Middle Eastern Kabobs

 

After visiting Kuwait and enjoying their food, I was especially enamored of their kabobs. I was determined to come home and replicate it. I tried several recipes that I found and ended up pulling from different recipes to come up with my own. The Kuwaiti’s use lamb for their kabobs so I use the same, but you can use other meats such as beef or chicken. If using lamb, you have a few choices of cuts that you can use. The loin and rib chops are the most tender, but also the most expensive. Most recipes I have seen call for the sirloin or shoulder cut.
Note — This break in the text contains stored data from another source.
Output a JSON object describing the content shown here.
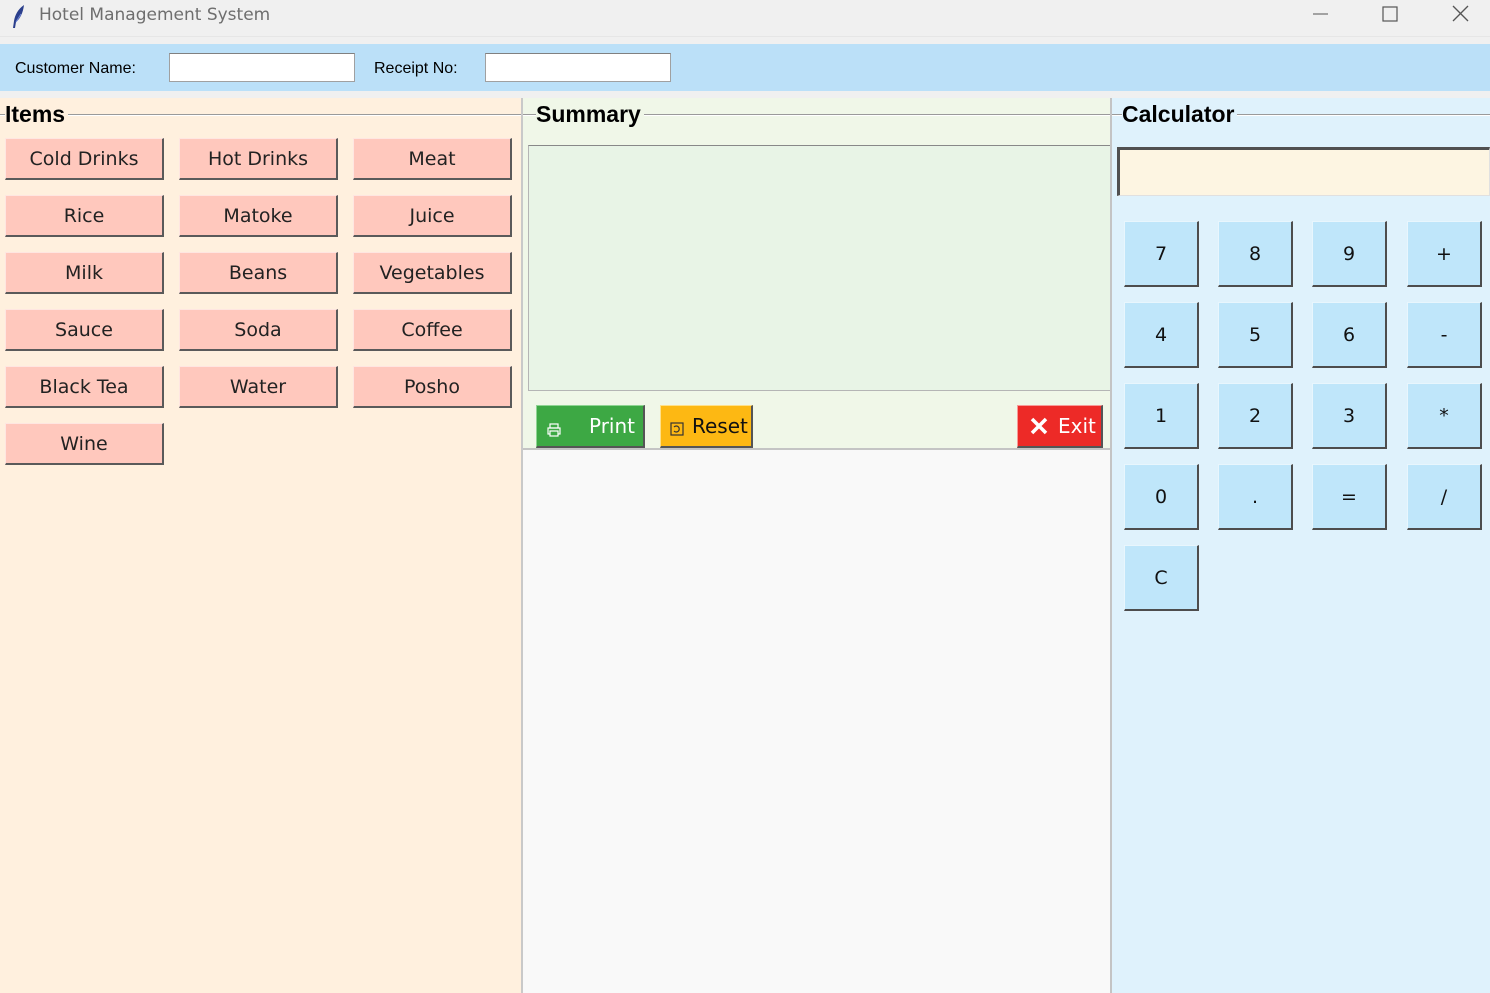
{
  "window": {
    "title": "Hotel Management System",
    "icon": "feather-icon"
  },
  "header": {
    "customer_label": "Customer Name:",
    "customer_value": "",
    "receipt_label": "Receipt No:",
    "receipt_value": ""
  },
  "items": {
    "title": "Items",
    "buttons": [
      "Cold Drinks",
      "Hot Drinks",
      "Meat",
      "Rice",
      "Matoke",
      "Juice",
      "Milk",
      "Beans",
      "Vegetables",
      "Sauce",
      "Soda",
      "Coffee",
      "Black Tea",
      "Water",
      "Posho",
      "Wine"
    ]
  },
  "summary": {
    "title": "Summary",
    "text": "",
    "print_label": "Print",
    "reset_label": "Reset",
    "exit_label": "Exit"
  },
  "calculator": {
    "title": "Calculator",
    "display": "",
    "keys": [
      "7",
      "8",
      "9",
      "+",
      "4",
      "5",
      "6",
      "-",
      "1",
      "2",
      "3",
      "*",
      "0",
      ".",
      "=",
      "/",
      "C"
    ]
  },
  "colors": {
    "header_bg": "#bbe0f8",
    "items_bg": "#fff0de",
    "item_button": "#ffc8bd",
    "summary_bg": "#f0f7e8",
    "calc_bg": "#dff2fc",
    "calc_button": "#bfe6fa",
    "print": "#3da844",
    "reset": "#fdb813",
    "exit": "#ed2a27"
  }
}
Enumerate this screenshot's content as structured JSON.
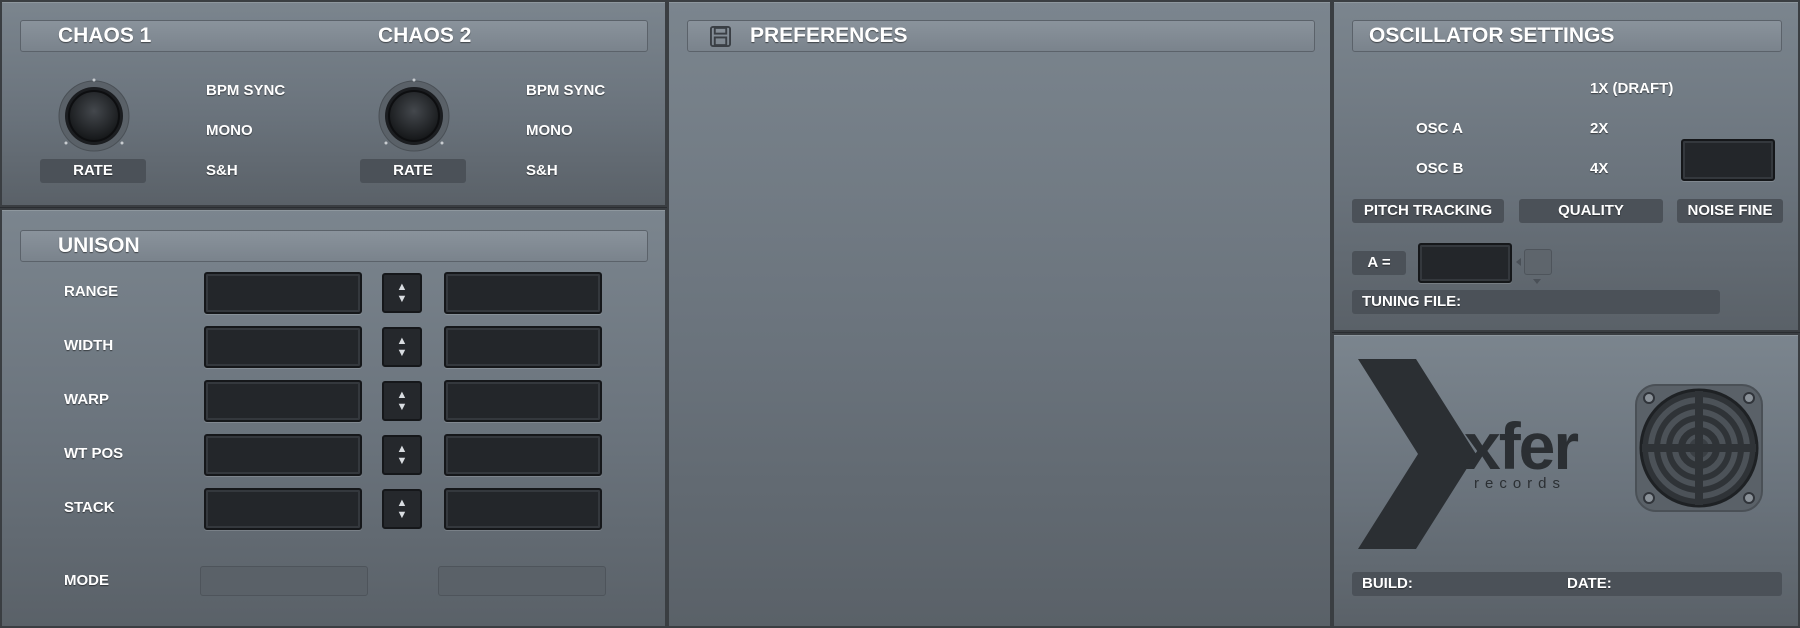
{
  "chaos": {
    "chaos1_title": "CHAOS 1",
    "chaos2_title": "CHAOS 2",
    "rate_label": "RATE",
    "bpm_sync": "BPM SYNC",
    "mono": "MONO",
    "sh": "S&H"
  },
  "unison": {
    "title": "UNISON",
    "rows": [
      "RANGE",
      "WIDTH",
      "WARP",
      "WT POS",
      "STACK"
    ],
    "mode_label": "MODE"
  },
  "preferences": {
    "title": "PREFERENCES",
    "icon": "save-icon"
  },
  "osc_settings": {
    "title": "OSCILLATOR SETTINGS",
    "quality_options": [
      "1X (DRAFT)",
      "2X",
      "4X"
    ],
    "osc_a": "OSC A",
    "osc_b": "OSC B",
    "pitch_tracking": "PITCH TRACKING",
    "quality": "QUALITY",
    "noise_fine": "NOISE FINE",
    "a_equals": "A =",
    "tuning_file": "TUNING FILE:"
  },
  "about": {
    "logo_text": "xfer",
    "logo_subtext": "records",
    "build_label": "BUILD:",
    "date_label": "DATE:"
  }
}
These two are less expensive but work well for the kabobs. I have used both, but I prefer the more expensive cuts. You should eventually try both and make your own decision.

MISE EN PLACE

INGREDIENTS:

  •  2 Lbs lamb (loin, sirloin or shoulder) cut in to 1 inch cubes (you may use beef or chicken if you prefer)
  • 1/2 Cup olive oil
  • Pinch of saffron threads
  • Marinade:
    • 1 Yellow onion, peeled and chopped
    • 6 Garlic cloves, peeled and chopped
    • 1 Tsp ground cumin
    • 1 Lemon (zest and juice)
    • 1/2 Cup plain yogurt
    • 1/2 Cup whole buttermilk
    • 1 1/2 Tsp salt
    • 1 Tsp black pepper
    • 1/4 Tsp turmeric

INSTRUCTIONS:

  • It’s best to marinate over night so prepare this the day before you plan to serve.
  • For the marinade, you can either mince the dry ingredients and mix with the wet ingredients or you can put all the ingredients in a blender or food processor and puree. Make sure you zest the lemon first and then get the juice to include both in the marinade.
  • Place the cubed lamb in a freezer bag or bowl and pour the marinade over the meat and mix well so that the marinade coats all the pieces of meat. Place in refrigerator and let marinate overnight.
  • You can use wooded skewers or metal skewers. If you are using wooden skewers, soak them at this time in water and leave until you are ready to use.
  • On the day you are ready to cook, take the marinated meat out 1 hour before you want to grill them. Drain the meat from the marinade without being obsessive. Place 6 pieces of the meat on each skewer. Leave a tiny bit of room between each piece.
  • During the hour that the meat is coming to room temperature, grind the saffron with a mortar and pestle (or break it up with your fingers). Heat the olive oil to just warm and add the saffron to the olive oil to bloom. Use this mixture to baste your kabobs while grilling.
  • You can use a stove top grill, gas grill, electric grill or charcoal grill. Whichever you use, heat the grill to a high temperature. Once the temperature is reached, place the skewers on the grill and get a quick sear on all sides. Continue cooking, basting as you go, on a medium high heat for approximately 5 to 10 minutes on each side, depending on the doneness you prefer.
  • Suggested sides are basmati rice, tzatziki, hummus and pita bread. Your choice!